Em gravação telefônica autorizada pela Justiça, entre Garotinho e o atual secretário municipal de Desenvolvimento Humano e Social, Henrique Oliveira, o ex-governador é avisado pelo aliado que apenas cerca de 5 mil beneficiários estavam enquadrados dentro do perfil do programa. Garotinho, segundo o delegado, respondeu que as pessoas haviam “assinado uma declaração de hipossuficiência” e que, se declararam que eram “pobres”, a “responsabilidade era delas”.

— Segundo eles, se houve a assinatura dessa declaração, então a prefeitura não tem culpa de nada — afirmou o delegado.

Ainda segundo a PF, a prefeitura continuou pagando os cerca de 30 mil benefícios (12 mil que já existiam e os 18 mil incorporados irregularmente este ano), mesmo após deflagração da Operação Chequinho, que prendeu integrantes do esquema, incluindo a então secretária municipal de Desenvolvimento Social.

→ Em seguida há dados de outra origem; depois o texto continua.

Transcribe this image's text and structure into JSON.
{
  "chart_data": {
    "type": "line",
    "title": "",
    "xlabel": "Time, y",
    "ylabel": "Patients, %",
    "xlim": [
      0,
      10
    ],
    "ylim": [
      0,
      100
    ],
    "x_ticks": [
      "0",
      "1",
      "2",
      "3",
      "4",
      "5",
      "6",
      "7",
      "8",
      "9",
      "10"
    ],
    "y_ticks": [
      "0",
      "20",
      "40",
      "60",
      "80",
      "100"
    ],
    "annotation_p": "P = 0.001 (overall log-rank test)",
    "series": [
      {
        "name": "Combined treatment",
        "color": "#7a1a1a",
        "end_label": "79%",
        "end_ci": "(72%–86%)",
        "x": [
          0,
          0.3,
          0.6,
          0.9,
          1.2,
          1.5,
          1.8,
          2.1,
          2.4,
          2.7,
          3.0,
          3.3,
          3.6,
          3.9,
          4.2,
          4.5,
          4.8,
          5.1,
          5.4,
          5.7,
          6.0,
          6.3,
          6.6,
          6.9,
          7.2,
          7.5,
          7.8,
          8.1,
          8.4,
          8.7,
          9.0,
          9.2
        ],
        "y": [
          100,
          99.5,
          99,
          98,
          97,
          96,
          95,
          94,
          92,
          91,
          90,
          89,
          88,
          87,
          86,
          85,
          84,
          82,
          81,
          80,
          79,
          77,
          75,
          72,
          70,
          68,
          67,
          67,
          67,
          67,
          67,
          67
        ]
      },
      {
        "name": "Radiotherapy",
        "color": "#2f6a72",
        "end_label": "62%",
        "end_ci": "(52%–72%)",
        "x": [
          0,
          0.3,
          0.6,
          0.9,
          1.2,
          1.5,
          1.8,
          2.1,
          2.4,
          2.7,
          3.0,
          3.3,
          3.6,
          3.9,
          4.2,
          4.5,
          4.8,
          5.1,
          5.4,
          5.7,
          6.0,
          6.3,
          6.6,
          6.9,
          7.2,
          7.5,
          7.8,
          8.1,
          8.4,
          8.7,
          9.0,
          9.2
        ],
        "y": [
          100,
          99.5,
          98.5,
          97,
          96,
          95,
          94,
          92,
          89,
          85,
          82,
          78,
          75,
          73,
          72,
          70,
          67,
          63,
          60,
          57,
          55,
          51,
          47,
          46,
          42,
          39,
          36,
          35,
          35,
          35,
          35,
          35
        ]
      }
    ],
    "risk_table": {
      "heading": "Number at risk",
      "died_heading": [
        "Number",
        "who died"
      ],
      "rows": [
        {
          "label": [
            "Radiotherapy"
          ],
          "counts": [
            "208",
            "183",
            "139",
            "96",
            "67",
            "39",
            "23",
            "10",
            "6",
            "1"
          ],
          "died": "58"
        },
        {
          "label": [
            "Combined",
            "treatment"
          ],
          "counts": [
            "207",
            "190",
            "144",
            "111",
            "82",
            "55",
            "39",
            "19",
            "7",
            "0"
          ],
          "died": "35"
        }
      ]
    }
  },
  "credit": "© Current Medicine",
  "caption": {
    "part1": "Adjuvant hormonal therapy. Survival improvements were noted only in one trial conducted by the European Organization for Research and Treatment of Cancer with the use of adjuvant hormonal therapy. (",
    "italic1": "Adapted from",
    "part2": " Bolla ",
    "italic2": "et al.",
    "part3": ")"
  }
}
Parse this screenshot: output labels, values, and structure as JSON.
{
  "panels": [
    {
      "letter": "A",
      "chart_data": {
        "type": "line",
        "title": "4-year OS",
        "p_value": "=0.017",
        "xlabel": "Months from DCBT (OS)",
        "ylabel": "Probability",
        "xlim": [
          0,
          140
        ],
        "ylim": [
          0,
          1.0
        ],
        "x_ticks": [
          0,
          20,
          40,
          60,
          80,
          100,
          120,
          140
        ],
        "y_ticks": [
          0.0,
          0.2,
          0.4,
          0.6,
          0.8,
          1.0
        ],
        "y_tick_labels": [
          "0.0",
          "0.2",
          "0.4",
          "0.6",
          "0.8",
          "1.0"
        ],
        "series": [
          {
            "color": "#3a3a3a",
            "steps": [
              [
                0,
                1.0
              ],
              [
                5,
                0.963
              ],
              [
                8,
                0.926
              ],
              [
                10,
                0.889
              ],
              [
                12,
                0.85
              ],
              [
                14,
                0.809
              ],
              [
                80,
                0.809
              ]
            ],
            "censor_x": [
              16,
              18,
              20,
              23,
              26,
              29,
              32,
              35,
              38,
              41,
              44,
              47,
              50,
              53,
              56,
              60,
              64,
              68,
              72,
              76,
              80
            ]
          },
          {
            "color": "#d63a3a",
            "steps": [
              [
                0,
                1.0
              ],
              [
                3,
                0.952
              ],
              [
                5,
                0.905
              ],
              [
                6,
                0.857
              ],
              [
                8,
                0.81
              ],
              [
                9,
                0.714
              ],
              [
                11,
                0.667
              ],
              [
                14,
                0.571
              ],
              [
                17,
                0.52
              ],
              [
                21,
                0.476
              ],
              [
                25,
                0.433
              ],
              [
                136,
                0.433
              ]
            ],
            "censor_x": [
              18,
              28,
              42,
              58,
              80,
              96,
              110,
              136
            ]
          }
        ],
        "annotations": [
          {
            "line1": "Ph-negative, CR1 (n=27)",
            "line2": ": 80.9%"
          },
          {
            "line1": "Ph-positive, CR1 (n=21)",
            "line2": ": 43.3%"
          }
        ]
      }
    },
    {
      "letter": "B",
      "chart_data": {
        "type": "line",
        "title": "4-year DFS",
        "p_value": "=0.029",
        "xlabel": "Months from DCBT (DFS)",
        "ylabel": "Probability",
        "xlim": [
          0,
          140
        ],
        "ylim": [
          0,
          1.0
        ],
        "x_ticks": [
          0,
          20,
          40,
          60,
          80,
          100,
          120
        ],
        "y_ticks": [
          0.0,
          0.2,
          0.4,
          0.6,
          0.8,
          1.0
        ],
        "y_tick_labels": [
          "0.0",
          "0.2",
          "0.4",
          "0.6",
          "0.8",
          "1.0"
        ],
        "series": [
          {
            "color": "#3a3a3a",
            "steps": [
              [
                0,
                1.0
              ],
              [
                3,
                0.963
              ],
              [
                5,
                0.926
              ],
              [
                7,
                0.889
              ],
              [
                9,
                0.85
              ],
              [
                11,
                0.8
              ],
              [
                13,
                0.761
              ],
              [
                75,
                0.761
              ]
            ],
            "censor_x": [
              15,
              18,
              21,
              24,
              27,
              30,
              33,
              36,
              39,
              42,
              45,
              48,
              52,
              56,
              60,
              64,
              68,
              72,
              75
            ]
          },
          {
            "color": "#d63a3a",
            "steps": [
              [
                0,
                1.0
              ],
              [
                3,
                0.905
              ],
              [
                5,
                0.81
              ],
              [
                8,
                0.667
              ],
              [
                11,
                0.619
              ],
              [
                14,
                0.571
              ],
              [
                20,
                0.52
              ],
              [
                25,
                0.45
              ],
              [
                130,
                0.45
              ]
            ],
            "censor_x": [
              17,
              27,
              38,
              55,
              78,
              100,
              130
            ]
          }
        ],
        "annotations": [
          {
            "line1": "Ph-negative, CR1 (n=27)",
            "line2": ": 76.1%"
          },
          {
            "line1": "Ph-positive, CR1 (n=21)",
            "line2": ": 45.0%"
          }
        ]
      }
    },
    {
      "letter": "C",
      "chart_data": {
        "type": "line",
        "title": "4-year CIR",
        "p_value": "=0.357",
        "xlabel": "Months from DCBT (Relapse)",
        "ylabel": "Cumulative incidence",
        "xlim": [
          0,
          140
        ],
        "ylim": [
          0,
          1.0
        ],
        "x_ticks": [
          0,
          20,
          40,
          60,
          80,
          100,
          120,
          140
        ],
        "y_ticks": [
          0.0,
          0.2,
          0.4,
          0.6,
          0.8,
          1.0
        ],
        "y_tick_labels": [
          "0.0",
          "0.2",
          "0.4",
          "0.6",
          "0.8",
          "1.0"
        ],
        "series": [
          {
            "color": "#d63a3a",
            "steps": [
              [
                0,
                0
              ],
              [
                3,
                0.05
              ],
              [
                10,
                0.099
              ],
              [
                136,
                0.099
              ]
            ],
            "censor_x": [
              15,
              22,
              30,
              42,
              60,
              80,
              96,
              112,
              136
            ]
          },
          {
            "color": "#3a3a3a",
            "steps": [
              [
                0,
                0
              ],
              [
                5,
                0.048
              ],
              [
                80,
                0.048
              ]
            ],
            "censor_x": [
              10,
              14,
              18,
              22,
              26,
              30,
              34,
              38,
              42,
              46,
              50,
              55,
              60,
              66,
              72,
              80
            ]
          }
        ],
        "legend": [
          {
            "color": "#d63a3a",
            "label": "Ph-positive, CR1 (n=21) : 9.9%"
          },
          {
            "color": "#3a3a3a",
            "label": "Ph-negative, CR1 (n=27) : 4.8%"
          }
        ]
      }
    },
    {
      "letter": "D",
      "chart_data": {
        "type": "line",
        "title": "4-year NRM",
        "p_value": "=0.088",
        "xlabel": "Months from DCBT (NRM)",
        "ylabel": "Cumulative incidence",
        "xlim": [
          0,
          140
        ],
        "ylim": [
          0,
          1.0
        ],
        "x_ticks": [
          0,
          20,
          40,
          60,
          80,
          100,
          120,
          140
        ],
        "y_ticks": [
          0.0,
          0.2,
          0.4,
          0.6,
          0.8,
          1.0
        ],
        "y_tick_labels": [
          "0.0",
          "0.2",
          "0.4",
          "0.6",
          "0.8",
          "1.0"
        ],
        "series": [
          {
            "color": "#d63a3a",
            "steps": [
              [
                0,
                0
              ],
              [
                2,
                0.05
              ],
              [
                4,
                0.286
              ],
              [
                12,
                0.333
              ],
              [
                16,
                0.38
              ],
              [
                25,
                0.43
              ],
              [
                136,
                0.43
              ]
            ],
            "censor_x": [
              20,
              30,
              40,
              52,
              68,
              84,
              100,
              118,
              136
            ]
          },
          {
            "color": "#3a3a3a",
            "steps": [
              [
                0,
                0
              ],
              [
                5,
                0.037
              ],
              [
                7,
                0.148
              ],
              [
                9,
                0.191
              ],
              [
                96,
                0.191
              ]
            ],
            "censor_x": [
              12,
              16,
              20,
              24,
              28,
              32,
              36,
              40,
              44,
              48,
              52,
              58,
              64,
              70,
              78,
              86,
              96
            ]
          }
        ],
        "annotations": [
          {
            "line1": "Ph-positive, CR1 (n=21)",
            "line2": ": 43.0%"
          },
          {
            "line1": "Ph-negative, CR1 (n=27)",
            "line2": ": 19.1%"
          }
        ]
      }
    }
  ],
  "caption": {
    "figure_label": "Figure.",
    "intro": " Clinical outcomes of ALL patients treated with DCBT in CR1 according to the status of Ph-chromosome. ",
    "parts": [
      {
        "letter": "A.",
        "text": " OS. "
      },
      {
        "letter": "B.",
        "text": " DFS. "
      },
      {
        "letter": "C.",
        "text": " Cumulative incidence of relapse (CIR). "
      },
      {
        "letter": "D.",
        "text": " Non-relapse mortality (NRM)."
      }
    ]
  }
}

— A investigação existe há dois meses e isso não foi suficiente para a prefeitura impedir o pagamento do benefício. Qual foi o resultado da avaliação administrativa da comissão formada pela prefeitura para apurar os fatos? Nos primeiros 30 dias de apuração, a comissão não produziu uma prova, não pediu uma perícia, não apreendeu um documento e não ouviu uma pessoa. Isso revela a inaptidão e o desinteressa da prefeitura em apurar uma fraude gravíssima — disse Cassiano.

Em setembro, o Ministério Público Eleitoral já havia identificado uma espécie de “lista clandestina” de beneficiários do Cheque Cidadão. A informação consta de uma decisão do juiz Eron Simas dos Santos, do dia 21 daquele mês, que proibiu o pagamento de pessoas incluídas no programa social de 1º de junho até o final das eleições para a prefeitura de Campos.

Segundo o relato do juiz, ao cumprir mandados de busca e apreensão, o MP Eleitoral detectou que, na lista oficial da prefeitura de Campos, o número de beneficiários do programa passou de 11.542, em março, para 12.954 em agosto, com a aproximação da campanha municipal. Somente de junho para julho, 712 pessoas foram incluídas no cadastro oficial. O que mais chamou a atenção, porém, foi um outro cadastro, encontrado com a empresa Valecard, responsável pela execução do programa.

“Essa nominata clandestina seria composta, em 25 de agosto, de cerca de 30.469 beneficiários, o que representa um ‘gap’ de mais de 17 mil cadastrados, tendo em conta o número constante na listagem, em tese, oficial”, disse o juiz. 

 

 

O globo, n. 30418, 17/11/2016. País, p. 04.